Third, the withdrawal is based on the income of one particular adult within the family (who may or may not be the member of the family that Child Benefit is paid to). Cue inevitable comparisons between a couple on £100,000 between them, who keep all their Child Benefit if their income is equally split, and a one-earner couple on £60,000 who lose all of it. From April those numbers will become £120,000 and £80,000 respectively, but the point remains.

The government now finds this point more concerning than it did in 2013. It has signalled an intention to base the clawback on family income after all. It can’t do this now, for the same reason that it couldn’t do it in 2013: having implemented this policy via an income tax charge, it runs into the problem that we have an individual income tax system. HMRC’s database does not link partners. It will now seek to change that.  Those who fought for individual income taxation, and who won that battle in 1990, may be displeased.

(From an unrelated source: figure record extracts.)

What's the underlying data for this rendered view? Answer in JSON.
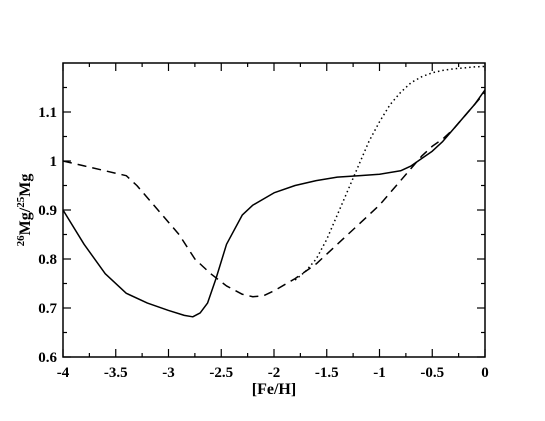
{
  "chart_data": {
    "type": "line",
    "title": "",
    "xlabel": "[Fe/H]",
    "ylabel": {
      "sup1": "26",
      "base1": "Mg/",
      "sup2": "25",
      "base2": "Mg"
    },
    "xlim": [
      -4,
      0
    ],
    "ylim": [
      0.6,
      1.2
    ],
    "grid": false,
    "legend": "none",
    "x_ticks": [
      {
        "value": -4,
        "label": "-4"
      },
      {
        "value": -3.5,
        "label": "-3.5"
      },
      {
        "value": -3,
        "label": "-3"
      },
      {
        "value": -2.5,
        "label": "-2.5"
      },
      {
        "value": -2,
        "label": "-2"
      },
      {
        "value": -1.5,
        "label": "-1.5"
      },
      {
        "value": -1,
        "label": "-1"
      },
      {
        "value": -0.5,
        "label": "-0.5"
      },
      {
        "value": 0,
        "label": "0"
      }
    ],
    "y_ticks": [
      {
        "value": 0.6,
        "label": "0.6"
      },
      {
        "value": 0.7,
        "label": "0.7"
      },
      {
        "value": 0.8,
        "label": "0.8"
      },
      {
        "value": 0.9,
        "label": "0.9"
      },
      {
        "value": 1.0,
        "label": "1"
      },
      {
        "value": 1.1,
        "label": "1.1"
      }
    ],
    "series": [
      {
        "style": "solid",
        "color": "#000000",
        "points": [
          [
            -4.0,
            0.9
          ],
          [
            -3.8,
            0.83
          ],
          [
            -3.6,
            0.77
          ],
          [
            -3.4,
            0.73
          ],
          [
            -3.2,
            0.71
          ],
          [
            -3.0,
            0.695
          ],
          [
            -2.85,
            0.685
          ],
          [
            -2.77,
            0.682
          ],
          [
            -2.7,
            0.69
          ],
          [
            -2.63,
            0.71
          ],
          [
            -2.55,
            0.76
          ],
          [
            -2.45,
            0.83
          ],
          [
            -2.3,
            0.89
          ],
          [
            -2.2,
            0.91
          ],
          [
            -2.0,
            0.935
          ],
          [
            -1.8,
            0.95
          ],
          [
            -1.6,
            0.96
          ],
          [
            -1.4,
            0.967
          ],
          [
            -1.2,
            0.97
          ],
          [
            -1.0,
            0.973
          ],
          [
            -0.8,
            0.98
          ],
          [
            -0.7,
            0.99
          ],
          [
            -0.6,
            1.005
          ],
          [
            -0.5,
            1.02
          ],
          [
            -0.4,
            1.04
          ],
          [
            -0.3,
            1.065
          ],
          [
            -0.2,
            1.09
          ],
          [
            -0.1,
            1.115
          ],
          [
            0.0,
            1.145
          ]
        ]
      },
      {
        "style": "dashed",
        "color": "#000000",
        "points": [
          [
            -4.0,
            1.0
          ],
          [
            -3.8,
            0.99
          ],
          [
            -3.6,
            0.98
          ],
          [
            -3.4,
            0.97
          ],
          [
            -3.3,
            0.95
          ],
          [
            -3.1,
            0.9
          ],
          [
            -2.9,
            0.85
          ],
          [
            -2.75,
            0.8
          ],
          [
            -2.6,
            0.77
          ],
          [
            -2.45,
            0.745
          ],
          [
            -2.3,
            0.728
          ],
          [
            -2.2,
            0.723
          ],
          [
            -2.1,
            0.725
          ],
          [
            -2.0,
            0.735
          ],
          [
            -1.8,
            0.76
          ],
          [
            -1.6,
            0.79
          ],
          [
            -1.4,
            0.83
          ],
          [
            -1.2,
            0.87
          ],
          [
            -1.0,
            0.91
          ],
          [
            -0.8,
            0.96
          ],
          [
            -0.7,
            0.985
          ],
          [
            -0.6,
            1.01
          ],
          [
            -0.5,
            1.03
          ],
          [
            -0.4,
            1.045
          ],
          [
            -0.3,
            1.065
          ],
          [
            -0.2,
            1.09
          ],
          [
            -0.1,
            1.115
          ],
          [
            0.0,
            1.14
          ]
        ]
      },
      {
        "style": "dotted",
        "color": "#000000",
        "points": [
          [
            -1.8,
            0.757
          ],
          [
            -1.7,
            0.775
          ],
          [
            -1.6,
            0.8
          ],
          [
            -1.5,
            0.84
          ],
          [
            -1.4,
            0.89
          ],
          [
            -1.3,
            0.94
          ],
          [
            -1.2,
            0.99
          ],
          [
            -1.1,
            1.04
          ],
          [
            -1.0,
            1.08
          ],
          [
            -0.9,
            1.115
          ],
          [
            -0.8,
            1.14
          ],
          [
            -0.7,
            1.16
          ],
          [
            -0.6,
            1.172
          ],
          [
            -0.5,
            1.18
          ],
          [
            -0.4,
            1.185
          ],
          [
            -0.3,
            1.188
          ],
          [
            -0.2,
            1.19
          ],
          [
            -0.1,
            1.192
          ],
          [
            0.0,
            1.193
          ]
        ]
      }
    ]
  }
}
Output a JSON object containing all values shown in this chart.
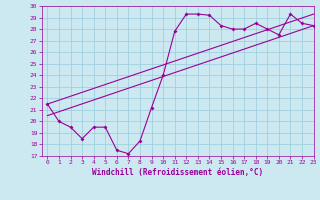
{
  "title": "",
  "xlabel": "Windchill (Refroidissement éolien,°C)",
  "ylabel": "",
  "bg_color": "#cce8f0",
  "line_color": "#990099",
  "grid_color": "#99ccdd",
  "x_data": [
    0,
    1,
    2,
    3,
    4,
    5,
    6,
    7,
    8,
    9,
    10,
    11,
    12,
    13,
    14,
    15,
    16,
    17,
    18,
    19,
    20,
    21,
    22,
    23
  ],
  "y_data": [
    21.5,
    20.0,
    19.5,
    18.5,
    19.5,
    19.5,
    17.5,
    17.2,
    18.3,
    21.2,
    24.0,
    27.8,
    29.3,
    29.3,
    29.2,
    28.3,
    28.0,
    28.0,
    28.5,
    28.0,
    27.5,
    29.3,
    28.5,
    28.3
  ],
  "line1_x": [
    0,
    23
  ],
  "line1_y": [
    20.5,
    28.3
  ],
  "line2_x": [
    0,
    23
  ],
  "line2_y": [
    21.5,
    29.3
  ],
  "ylim": [
    17,
    30
  ],
  "xlim": [
    -0.5,
    23
  ],
  "yticks": [
    17,
    18,
    19,
    20,
    21,
    22,
    23,
    24,
    25,
    26,
    27,
    28,
    29,
    30
  ],
  "xticks": [
    0,
    1,
    2,
    3,
    4,
    5,
    6,
    7,
    8,
    9,
    10,
    11,
    12,
    13,
    14,
    15,
    16,
    17,
    18,
    19,
    20,
    21,
    22,
    23
  ]
}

Administration might not be the only difficulty. Because the current system is much kinder to couples whose income is evenly split, rebalancing that would – unless the total cost of Child Benefit is increased – mean lots of losers relative to the status quo. For example, what if the family income thresholds for two-parent families are set so as to leave the cost of the system unchanged? About 550,000 couples would gain (couples in which one parent earns significantly more than the other), and about 550,000 two-earner couples would lose. Losers tend to be vociferous, but for every winner not accompanied by a loser the taxpayer will pay more. Important choices lie ahead and they won’t be easy.

We used to have a universal Child Benefit, alongside means-tested welfare based on family income. One might have thought that the ability to tinker with those two forms of support - one income related, one not - would have been enough flexibility, and that introducing an entirely new, and rather strange, administrative apparatus was unnecessary. But it looks like we’re stuck with it, and that additional contortions will be added to try to unpick the mess.

This is harder than it needed to be: the sort of endless pickle that often follows one initial misjudgement. Status quos can be hard to change, no matter how incoherent they are.